O dia de rezar a missa 


Seu Zé sussurra

— Enoc, meu bom, sabia que o padre bebe?


Seu Enoc mantendo o tom

— E o que tu tem com isso rapaz! Tu bebe também!

 

Seu Zé

— É verdade, nuentanto eu não sou padre!


Seu Enoc

— E o que isso tem haver meu filho? O padre é um cabra sabido, ele sabe das coisa de Deus!


Seu Zé

— È verdade, e se Deus ligasse pra beber, nois dois ia ralar as bunda na pedra descendo pro colo do sete pele! HAHAHA


Com a risada alta de Seu Zé todos da igreja faz em uníssono

—SHISHIIIIII 


Fi do Boto


Depois de muito andar, Seu Enoc e Seu Zé sentaram-se a beira de um enorme lago e começaram a bater papo.


Seu Enoc

— Oh Zé! Sabia que eu sou fi do boto?!

Seu Zé

— Fi di quem? Que estoria é essa Enoc?


Seu Enoc

— Isso mermo que seus orelham escutaram! Sou fi do boto! Boto cor de rosa, aquele da lenda!


Seu Zé

— Que lenda o que rapaz! Teu pai era aquele cachaceiro que tua mãe não se largava!


Seu Enoc

— Claro que não Zé, deixa de conversa!
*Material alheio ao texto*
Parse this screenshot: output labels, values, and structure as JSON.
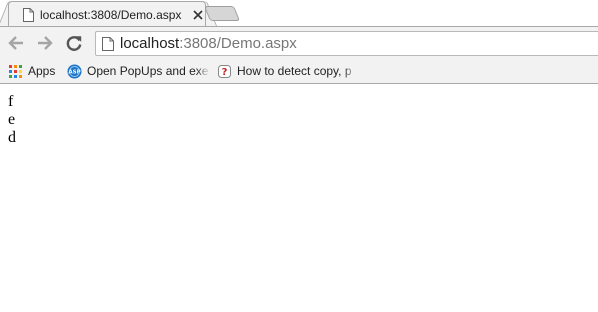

Minha mãe sempre me diz que eu era fi do boto! Quem sou eu pra discordar de mainha?


Seu Zé

—- Que Deus a tenha meu amigo, mas tu não é fio de boto coisa alguma! Tu é fio do General Lozó! Aquele homem tinha a peste, acabou com tanto casamento!


Seu Enoc

— Eu sou fio de Tio Lozó?! Impossivel, tio Lozó so vinha me ver as vez, se o caba fosse meu pai, ele ia me ver o tempo todo!


Seu Zé

— Mas escuta o que te digo rapaz! General Lozó é teu pai, ele ia as vez, pra pagar tuas coisa! Ele era mulherengo que só a peste, mas era homem de palavra, como diria minha velha vó!


Seu Enoc

— Agora to encucado, como nunca pensei que Tio Lozó era meu pai, sempre achei que eu era fi do boto!


Seu Zé

— Esquece essa coisa de boto! Boto é peixe, peixe só tem filho peixe!